Pour les écrivains et les créateurs de tout bord, la langue est un lieu où s’abolissent les frontières de tout genre. N’est-ce pas là un des grands défis de la modernité ?

Ainsi peut-on remarquer que la langue française est présente dans d’autres langues. Par exemple, la langue arabe des poètes libanais dont le français est la deuxième langue, se trouve imprégnée par la langue française et par le souffle poétique de ses poètes et écrivains. Dans sa traduction de Saint-John Perse, fût-elle contestée par certains, Adonis a offert un des plus beaux cadeaux à la langue arabe : un texte qui fait date.

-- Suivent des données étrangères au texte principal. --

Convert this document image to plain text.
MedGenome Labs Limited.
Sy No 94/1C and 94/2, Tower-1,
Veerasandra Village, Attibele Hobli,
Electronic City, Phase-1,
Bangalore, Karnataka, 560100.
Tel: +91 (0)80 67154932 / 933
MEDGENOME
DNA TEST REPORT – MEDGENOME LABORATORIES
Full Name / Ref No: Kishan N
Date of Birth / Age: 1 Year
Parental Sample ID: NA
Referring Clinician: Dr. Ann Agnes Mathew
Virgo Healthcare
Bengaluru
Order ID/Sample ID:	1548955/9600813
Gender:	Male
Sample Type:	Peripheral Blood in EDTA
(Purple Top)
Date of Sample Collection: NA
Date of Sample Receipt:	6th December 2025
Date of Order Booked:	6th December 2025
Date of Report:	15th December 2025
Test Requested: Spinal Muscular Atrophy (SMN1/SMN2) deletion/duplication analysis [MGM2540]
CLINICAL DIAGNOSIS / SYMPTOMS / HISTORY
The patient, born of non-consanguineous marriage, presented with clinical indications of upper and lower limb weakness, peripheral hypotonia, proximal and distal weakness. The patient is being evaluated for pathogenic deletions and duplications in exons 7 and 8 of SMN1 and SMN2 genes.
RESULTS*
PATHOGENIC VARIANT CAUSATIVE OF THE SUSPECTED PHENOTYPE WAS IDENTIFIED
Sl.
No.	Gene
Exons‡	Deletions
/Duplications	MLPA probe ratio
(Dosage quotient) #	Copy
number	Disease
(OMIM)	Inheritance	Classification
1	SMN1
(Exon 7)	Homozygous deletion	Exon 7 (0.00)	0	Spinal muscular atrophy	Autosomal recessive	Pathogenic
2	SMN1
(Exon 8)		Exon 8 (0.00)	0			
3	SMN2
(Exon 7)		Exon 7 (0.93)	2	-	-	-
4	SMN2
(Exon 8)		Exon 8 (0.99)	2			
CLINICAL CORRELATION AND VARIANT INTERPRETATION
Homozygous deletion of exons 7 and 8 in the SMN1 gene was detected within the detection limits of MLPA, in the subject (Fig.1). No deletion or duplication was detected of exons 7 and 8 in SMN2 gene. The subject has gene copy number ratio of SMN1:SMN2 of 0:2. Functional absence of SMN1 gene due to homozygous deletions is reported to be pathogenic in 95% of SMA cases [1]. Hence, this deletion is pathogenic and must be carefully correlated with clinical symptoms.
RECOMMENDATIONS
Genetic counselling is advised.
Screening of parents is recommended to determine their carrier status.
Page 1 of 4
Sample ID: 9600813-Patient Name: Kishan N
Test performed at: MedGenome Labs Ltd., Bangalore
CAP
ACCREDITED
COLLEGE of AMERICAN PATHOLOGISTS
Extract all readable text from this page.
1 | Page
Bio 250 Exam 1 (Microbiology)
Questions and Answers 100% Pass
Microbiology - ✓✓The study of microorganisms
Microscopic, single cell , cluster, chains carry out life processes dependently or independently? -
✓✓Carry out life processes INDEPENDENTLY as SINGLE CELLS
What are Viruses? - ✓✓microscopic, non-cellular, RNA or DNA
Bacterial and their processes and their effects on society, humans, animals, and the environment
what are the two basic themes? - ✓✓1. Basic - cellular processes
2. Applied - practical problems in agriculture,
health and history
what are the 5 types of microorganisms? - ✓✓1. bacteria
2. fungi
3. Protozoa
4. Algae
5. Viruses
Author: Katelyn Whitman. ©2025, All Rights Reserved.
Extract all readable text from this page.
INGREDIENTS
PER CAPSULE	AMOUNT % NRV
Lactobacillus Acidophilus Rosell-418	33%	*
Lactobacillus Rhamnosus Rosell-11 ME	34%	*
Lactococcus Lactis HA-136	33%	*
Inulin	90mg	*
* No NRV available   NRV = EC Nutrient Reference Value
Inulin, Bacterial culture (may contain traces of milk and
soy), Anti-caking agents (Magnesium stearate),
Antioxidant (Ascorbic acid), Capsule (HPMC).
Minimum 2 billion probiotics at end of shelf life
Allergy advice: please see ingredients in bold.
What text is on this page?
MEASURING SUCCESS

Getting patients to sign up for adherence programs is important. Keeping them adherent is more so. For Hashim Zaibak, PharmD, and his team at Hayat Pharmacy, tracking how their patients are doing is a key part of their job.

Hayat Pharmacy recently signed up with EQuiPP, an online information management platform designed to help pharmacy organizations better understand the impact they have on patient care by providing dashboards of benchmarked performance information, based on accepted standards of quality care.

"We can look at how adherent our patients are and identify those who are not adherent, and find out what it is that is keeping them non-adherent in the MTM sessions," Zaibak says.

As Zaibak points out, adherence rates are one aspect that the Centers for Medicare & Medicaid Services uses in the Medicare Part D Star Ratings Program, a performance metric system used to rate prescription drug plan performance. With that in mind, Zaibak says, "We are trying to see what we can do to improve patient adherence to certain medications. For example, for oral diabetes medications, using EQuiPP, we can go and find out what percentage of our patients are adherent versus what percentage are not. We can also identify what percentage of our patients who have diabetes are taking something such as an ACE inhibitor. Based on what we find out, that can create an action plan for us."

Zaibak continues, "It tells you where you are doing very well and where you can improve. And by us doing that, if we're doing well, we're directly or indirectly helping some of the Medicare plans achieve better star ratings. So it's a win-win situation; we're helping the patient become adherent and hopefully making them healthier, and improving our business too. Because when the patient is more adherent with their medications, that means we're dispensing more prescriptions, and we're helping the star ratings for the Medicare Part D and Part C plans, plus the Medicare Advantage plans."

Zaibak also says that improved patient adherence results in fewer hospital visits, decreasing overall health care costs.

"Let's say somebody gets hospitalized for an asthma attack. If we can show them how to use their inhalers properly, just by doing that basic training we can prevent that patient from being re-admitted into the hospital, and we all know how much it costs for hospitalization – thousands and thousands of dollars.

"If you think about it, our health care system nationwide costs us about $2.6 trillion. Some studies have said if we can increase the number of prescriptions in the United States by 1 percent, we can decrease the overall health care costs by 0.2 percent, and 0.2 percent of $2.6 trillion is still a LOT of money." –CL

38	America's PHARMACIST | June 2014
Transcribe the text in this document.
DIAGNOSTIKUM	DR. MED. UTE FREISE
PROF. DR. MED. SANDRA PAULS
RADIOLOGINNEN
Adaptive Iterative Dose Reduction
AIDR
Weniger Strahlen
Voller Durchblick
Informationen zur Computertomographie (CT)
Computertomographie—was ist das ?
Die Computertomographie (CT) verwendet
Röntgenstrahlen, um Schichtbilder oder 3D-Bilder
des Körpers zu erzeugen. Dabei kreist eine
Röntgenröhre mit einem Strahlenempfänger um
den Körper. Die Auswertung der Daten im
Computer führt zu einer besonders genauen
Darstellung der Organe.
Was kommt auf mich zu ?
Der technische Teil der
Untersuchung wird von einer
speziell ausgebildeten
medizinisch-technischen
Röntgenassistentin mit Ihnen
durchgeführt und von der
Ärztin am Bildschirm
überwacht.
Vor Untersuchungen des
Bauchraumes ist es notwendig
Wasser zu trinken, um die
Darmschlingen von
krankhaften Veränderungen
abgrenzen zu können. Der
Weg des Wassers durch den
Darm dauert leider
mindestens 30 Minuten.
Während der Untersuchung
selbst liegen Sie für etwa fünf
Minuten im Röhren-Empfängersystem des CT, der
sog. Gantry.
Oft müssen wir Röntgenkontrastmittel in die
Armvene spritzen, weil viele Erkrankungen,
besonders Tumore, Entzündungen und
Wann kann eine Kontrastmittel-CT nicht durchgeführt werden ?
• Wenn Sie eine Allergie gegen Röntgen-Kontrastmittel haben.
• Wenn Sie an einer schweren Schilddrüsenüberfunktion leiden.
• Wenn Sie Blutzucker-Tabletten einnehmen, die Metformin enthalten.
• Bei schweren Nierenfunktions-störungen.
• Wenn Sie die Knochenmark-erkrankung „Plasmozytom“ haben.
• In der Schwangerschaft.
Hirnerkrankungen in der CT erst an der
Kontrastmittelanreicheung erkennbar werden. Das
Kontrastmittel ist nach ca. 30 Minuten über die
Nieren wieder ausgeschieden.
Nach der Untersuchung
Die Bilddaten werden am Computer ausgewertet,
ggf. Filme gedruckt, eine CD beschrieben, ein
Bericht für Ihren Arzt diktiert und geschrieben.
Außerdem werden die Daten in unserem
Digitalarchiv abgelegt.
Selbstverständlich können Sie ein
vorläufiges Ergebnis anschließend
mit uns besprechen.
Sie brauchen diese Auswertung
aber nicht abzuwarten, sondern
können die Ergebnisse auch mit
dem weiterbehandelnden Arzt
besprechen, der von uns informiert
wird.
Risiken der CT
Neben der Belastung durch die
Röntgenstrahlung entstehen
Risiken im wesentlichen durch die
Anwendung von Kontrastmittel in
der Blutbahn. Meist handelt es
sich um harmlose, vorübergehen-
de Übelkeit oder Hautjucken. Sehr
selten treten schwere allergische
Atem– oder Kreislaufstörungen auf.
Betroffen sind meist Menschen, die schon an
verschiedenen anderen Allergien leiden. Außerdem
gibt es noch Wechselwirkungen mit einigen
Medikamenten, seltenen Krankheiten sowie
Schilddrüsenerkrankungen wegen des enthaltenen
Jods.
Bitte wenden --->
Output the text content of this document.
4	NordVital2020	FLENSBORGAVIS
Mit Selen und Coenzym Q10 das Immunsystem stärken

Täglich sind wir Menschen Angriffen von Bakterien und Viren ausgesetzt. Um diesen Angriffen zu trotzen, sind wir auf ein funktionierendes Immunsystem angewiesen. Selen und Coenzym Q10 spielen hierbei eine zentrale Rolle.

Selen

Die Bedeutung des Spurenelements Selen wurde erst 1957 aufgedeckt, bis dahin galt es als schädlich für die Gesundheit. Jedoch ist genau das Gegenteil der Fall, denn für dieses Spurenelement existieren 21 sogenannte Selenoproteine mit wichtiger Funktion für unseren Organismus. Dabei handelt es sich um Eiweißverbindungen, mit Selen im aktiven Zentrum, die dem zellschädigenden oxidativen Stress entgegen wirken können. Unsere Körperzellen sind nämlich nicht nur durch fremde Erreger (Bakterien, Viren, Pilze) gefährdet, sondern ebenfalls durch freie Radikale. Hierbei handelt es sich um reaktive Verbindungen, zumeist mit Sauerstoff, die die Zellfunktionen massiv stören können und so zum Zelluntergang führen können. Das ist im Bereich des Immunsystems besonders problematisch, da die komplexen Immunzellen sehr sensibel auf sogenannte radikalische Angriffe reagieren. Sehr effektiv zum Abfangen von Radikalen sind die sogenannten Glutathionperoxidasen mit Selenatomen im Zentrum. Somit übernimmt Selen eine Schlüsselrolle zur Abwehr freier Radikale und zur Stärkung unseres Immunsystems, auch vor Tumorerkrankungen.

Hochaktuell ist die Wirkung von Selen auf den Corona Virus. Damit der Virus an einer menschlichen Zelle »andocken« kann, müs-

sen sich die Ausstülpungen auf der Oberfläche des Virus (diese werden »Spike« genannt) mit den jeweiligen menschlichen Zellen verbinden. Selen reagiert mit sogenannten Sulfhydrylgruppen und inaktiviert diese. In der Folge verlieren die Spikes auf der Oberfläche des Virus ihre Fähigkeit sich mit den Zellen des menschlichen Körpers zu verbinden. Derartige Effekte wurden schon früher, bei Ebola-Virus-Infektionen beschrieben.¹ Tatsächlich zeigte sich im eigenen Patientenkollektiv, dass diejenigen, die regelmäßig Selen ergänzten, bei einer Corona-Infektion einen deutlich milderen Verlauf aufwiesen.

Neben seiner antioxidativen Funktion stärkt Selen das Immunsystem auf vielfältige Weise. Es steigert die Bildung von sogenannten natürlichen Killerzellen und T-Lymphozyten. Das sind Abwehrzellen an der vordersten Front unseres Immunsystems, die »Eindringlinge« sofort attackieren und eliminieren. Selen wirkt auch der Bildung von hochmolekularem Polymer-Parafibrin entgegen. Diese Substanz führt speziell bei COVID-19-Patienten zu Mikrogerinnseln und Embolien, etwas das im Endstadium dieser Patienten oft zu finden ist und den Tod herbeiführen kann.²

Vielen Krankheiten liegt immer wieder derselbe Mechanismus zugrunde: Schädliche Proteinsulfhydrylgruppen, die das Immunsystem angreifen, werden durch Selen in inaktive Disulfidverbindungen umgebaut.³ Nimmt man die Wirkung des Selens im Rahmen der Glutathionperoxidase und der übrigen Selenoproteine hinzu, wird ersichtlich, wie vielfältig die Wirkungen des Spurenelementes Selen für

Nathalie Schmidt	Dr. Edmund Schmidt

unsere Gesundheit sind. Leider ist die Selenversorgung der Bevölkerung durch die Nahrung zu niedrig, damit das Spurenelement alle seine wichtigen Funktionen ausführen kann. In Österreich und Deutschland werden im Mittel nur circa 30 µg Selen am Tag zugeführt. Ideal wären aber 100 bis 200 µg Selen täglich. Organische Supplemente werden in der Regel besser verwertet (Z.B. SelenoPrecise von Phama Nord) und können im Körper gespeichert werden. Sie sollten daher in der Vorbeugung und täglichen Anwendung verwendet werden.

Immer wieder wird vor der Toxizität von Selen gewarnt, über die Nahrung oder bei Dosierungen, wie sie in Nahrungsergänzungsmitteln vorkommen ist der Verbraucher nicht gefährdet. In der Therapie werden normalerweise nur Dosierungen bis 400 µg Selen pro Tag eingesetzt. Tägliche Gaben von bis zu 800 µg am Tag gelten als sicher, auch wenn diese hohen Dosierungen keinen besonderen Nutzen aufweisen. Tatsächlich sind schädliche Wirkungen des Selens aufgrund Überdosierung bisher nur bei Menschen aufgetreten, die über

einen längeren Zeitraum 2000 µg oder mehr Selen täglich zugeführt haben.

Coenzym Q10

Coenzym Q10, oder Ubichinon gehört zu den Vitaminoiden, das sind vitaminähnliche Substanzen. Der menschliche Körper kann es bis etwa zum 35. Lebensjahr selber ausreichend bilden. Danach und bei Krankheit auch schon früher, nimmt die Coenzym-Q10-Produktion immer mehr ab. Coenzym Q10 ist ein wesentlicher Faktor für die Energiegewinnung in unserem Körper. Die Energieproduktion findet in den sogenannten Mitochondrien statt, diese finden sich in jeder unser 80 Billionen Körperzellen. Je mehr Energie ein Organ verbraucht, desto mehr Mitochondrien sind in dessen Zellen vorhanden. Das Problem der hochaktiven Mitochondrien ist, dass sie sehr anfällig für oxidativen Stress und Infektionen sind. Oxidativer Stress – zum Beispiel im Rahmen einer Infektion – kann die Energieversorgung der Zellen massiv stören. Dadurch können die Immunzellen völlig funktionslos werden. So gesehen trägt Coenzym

Fasciné par Rimbaud et Breton, Ounsi Al Haj qui a traduit des œuvres de plusieurs écrivains et poètes français, entre autres, ne peut pas rester indifférent à leur langue qui, consciemment ou inconsciemment, devient partie intégrante et de sa langue arabe et de son expérience poétique.

D’autre part, la langue arabe, classique ou parlée, n’est pas absente dans l’œuvre de Georges Shehadé, Georges Henein, Salah Stétié, Fouad Gabriel Naffah, Antoine Abou Zeid, Etel Adnan, Vénus Khoury-Ghata, Andrée Chédid ou Nadia Tuéni…

Je voudrais dire par là qu’il n’y a pas qu’une seule langue dans la langue écrite. Et à l’époque de l’Internet, les langues ne peuvent plus être sphères fermées. Une langue qui se ferme sur elle-même est une langue menacée car émanant d’une culture qui a peur.

Dans l’écriture, nous tentons de multiplier nos dimensions et les dimensions du monde qui nous entoure. Le poète est de son propre pays et du monde entier à la fois. La poétesse grecque Sappho a écrit, il y a mille six cents ans : « Je ne pourrai pas toucher le ciel avec mes bras ». Dans cette affirmation, que de soif vers l’ascension ! Ecrire, n’est-il pas aussi aller au-delà de soi ?

De ce fait, pourquoi ne pas partager les langues comme l’on partage le pain ? Pourquoi ne pas ouvrir tous les horizons dans un monde qui de plus en plus se referme sur lui-même ? En ces temps de crises religieuses et communautaires, il faut que la langue cultive un dialogue interculturel et respecte les valeurs de partage. Le dialogue créé par les philosophes grecs cinq cents ans avant Jésus-Christ est aussi important dans l’histoire de l’humanité que l’invention de l’écriture.

Dans ce dialogue avec l’autre, la langue se transforme, se métamorphose. L’Art et la Poésie deviennent notre langue la plus fidèle où toutes les cultures se retrouvent. L’utiliser est un retour chez soi après une longue absence.

Il faut donner tout l’espace à la littérature, quelle que soit son origine, car, comme le dit Paul Claudel : « Même pour le simple envol d’un papillon, tout le ciel est nécessaire ».

 

Issa Makhlouf

(In Confluences poétiques, N° 2, Mercure de France, Mars 2007.)